Marketa Mala, a graduate student, resident of Crown Heights, and bicyclist filled out a Department of Transportation questionnaire on Facebook in September of 2021 about where residents of Brooklyn’s community boards 3 (Bedford Stuyvesant), 5 (East New York), 8 (Crown Heights), 9 (Crown Heights), and 16 (Brownsville) wanted to see Citi Bike next.
She was excited when she saw the questionnaire because she doesn’t have a Citi Bike dock near her, even though there are docks on the western border of her neighborhood.
“Around Prospect Park there are all the stations, so it’s unfortunate that we are just a few stops from that, but unfortunately, we still don’t have it,” she said.

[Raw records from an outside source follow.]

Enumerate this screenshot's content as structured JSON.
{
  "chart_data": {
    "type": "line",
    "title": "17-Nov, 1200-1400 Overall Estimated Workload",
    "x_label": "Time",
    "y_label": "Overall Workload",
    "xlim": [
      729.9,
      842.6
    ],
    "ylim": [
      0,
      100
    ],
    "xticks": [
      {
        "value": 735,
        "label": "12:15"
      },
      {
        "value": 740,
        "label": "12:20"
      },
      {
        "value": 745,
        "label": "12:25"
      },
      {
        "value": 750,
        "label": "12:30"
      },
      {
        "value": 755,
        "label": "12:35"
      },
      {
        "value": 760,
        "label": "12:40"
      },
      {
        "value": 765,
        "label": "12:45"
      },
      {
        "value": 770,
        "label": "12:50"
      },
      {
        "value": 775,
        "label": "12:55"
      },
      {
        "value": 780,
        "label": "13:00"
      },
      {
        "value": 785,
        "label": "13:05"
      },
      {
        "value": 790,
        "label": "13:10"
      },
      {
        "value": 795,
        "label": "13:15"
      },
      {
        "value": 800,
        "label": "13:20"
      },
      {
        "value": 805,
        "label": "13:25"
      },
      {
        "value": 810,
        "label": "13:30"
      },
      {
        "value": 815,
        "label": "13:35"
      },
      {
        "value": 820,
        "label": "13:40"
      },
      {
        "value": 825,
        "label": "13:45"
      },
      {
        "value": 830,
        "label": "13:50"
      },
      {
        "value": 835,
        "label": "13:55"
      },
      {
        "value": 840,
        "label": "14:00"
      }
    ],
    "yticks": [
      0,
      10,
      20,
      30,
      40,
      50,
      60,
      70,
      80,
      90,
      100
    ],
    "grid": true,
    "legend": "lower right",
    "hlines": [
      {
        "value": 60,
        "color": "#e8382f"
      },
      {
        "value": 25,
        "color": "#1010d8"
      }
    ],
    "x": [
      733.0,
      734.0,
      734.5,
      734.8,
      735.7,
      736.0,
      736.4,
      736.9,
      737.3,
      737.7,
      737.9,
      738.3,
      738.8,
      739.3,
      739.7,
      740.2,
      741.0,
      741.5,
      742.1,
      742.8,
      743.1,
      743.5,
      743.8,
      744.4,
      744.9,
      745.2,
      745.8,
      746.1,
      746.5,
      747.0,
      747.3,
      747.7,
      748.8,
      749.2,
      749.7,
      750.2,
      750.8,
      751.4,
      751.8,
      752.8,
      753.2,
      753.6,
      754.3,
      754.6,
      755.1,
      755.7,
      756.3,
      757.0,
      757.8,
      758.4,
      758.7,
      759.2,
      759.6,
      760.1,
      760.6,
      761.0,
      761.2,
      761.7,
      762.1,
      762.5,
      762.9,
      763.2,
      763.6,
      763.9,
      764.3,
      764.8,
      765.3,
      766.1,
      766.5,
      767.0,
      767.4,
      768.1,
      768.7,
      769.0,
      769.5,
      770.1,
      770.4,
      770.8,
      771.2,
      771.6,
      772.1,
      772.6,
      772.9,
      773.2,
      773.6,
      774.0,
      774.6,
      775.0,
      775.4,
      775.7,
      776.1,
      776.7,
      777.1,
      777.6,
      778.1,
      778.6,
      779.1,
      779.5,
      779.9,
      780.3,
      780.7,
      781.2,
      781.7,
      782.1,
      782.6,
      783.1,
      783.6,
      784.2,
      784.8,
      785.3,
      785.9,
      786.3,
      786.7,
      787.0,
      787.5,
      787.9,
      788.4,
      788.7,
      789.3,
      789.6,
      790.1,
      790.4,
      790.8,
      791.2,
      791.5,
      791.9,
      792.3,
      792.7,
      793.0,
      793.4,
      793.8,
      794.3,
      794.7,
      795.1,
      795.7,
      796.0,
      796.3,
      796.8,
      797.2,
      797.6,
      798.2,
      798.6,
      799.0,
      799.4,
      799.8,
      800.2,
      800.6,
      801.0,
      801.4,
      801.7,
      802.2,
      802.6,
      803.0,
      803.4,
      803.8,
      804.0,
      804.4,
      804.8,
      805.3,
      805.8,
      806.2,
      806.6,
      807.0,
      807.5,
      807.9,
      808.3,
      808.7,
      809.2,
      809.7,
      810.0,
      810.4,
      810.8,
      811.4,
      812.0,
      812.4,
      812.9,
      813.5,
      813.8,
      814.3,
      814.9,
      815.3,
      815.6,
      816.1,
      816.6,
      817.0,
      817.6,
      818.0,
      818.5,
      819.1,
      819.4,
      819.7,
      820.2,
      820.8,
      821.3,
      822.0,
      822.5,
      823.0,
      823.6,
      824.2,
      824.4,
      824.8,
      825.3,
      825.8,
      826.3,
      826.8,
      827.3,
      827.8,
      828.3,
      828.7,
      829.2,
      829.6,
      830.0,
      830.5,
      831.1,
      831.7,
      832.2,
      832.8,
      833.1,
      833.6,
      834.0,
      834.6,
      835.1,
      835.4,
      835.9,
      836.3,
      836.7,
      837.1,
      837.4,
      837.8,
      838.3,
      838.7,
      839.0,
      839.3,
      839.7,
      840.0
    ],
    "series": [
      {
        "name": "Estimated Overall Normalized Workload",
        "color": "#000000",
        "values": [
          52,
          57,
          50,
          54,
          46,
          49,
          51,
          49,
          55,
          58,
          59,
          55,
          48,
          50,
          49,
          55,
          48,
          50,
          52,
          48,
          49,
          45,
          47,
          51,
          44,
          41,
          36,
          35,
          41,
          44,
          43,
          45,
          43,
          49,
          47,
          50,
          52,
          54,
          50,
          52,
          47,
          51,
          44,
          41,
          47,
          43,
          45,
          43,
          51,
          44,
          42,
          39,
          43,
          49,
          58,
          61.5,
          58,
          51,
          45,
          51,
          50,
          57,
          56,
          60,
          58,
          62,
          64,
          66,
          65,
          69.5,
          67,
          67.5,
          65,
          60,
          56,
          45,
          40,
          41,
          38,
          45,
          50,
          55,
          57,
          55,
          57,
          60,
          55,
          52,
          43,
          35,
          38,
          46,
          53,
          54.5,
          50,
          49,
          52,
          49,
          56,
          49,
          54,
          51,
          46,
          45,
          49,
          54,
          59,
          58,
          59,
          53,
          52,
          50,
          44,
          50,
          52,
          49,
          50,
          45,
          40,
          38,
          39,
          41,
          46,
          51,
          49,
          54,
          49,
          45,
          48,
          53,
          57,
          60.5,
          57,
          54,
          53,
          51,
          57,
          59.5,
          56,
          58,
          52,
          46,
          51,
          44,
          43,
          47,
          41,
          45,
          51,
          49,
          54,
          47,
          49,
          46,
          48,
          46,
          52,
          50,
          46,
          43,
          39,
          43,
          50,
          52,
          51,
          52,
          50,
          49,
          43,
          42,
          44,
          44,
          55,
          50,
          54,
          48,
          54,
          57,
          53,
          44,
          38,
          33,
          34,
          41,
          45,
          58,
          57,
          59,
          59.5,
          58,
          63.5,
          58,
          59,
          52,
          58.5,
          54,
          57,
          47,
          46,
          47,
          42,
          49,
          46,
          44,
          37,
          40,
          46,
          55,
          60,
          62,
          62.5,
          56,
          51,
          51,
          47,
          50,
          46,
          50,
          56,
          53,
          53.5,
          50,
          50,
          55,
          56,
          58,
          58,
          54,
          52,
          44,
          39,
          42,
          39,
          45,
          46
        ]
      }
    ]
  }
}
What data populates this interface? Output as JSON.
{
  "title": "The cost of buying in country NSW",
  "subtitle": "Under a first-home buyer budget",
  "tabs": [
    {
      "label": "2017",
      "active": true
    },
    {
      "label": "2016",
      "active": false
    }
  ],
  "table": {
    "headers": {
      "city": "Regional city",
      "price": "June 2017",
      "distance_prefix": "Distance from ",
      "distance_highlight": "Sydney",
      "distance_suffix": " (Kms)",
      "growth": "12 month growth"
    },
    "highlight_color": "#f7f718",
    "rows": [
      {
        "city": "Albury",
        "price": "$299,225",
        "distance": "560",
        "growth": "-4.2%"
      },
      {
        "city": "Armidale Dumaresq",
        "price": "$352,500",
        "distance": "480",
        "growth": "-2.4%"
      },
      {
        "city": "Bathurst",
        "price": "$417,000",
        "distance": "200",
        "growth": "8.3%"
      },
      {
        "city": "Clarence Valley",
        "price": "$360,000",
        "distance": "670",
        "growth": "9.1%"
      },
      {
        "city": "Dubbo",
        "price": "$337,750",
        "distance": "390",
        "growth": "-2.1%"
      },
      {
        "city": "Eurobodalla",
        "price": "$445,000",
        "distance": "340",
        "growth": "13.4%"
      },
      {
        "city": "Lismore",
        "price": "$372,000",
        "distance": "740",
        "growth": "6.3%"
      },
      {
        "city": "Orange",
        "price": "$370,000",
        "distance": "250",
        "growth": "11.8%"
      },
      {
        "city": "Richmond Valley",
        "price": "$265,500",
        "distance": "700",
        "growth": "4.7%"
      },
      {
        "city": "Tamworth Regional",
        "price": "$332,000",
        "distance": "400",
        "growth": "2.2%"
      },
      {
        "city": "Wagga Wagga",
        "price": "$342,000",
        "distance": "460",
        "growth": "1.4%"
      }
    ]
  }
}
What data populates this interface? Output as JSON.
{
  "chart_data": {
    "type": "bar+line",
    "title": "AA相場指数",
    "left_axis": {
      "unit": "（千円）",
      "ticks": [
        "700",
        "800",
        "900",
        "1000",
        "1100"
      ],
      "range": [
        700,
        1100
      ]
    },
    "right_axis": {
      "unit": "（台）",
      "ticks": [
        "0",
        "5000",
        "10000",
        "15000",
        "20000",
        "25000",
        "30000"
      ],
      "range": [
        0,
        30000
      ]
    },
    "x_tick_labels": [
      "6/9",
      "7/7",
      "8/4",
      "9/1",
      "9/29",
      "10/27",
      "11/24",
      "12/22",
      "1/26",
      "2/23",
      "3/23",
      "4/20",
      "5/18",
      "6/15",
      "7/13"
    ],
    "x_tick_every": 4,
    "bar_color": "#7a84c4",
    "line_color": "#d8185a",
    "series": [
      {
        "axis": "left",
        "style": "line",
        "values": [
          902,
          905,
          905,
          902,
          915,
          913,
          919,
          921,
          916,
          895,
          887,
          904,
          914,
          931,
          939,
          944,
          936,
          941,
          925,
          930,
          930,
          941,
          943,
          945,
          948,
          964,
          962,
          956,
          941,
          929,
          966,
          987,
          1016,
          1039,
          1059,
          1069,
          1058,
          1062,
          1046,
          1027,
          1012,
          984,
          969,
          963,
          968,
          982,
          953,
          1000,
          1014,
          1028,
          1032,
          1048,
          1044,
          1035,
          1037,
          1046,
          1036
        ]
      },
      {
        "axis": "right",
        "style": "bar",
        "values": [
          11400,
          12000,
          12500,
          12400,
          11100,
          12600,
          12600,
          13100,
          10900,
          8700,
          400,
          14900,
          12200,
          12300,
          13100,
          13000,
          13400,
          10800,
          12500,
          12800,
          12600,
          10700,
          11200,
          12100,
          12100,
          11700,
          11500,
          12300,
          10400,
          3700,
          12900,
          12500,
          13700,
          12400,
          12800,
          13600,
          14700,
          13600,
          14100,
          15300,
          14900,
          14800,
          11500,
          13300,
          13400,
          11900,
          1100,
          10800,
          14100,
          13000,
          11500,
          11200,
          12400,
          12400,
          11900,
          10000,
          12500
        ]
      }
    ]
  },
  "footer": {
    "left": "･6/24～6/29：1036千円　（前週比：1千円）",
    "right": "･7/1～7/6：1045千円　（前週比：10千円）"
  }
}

Mala commutes to and from New York University’s Tandon School of Engineering in Downtown Brooklyn with a bike she bought on Facebook Marketplace for $150, just $35 shy of the $185 annual Citi Bike membership price, which she said she would not have purchased had she had access to Citi Bikes.
“If Citi Bike was here I would probably rather have the membership because of the advantage that anywhere in the city I can go and I wouldn’t need to plan so much, like, where do I take my bike?” she said.
Expansion efforts have been slow to reach the neighborhoods addressed in the expansion plan, in part because Citi Bike does not receive subsidies from the city, and therefore, is not included in the annual budget that would ramp up expansion.
According to Cory Epstein, the Director of Communications at Transportation Alternatives, a non-profit for safer streets that worked to bring Citi Bike to New York City, public funding wasn’t initially available at the time of Citi Bike’s launch because ride share programs were a fairly new concept and New York City was still recovering from the recession.
“Bike Share was really new and no one knew how it would work,” he said. “But considering we know how much it works now, considering our different financial position, and considering that so many cities across the country have added public funding to expand their systems, we think it just makes sense for to expand it and use more public money to get it to expand quickly, make it more affordable and more accessible.”
A poll from Siena College published last year found that 63 percent of New York City voters support public funding for bike share, a sentiment Bretillon shares, especially because it could mean more access to bike share for low-income New Yorkers.
“If we had municipal bike share that was owned and operated and maintained by the city, they’d be able to make it practically free. I mean, it should be free,” she said.
Lyft, Citi Bike’s parent company, did not respond for comment.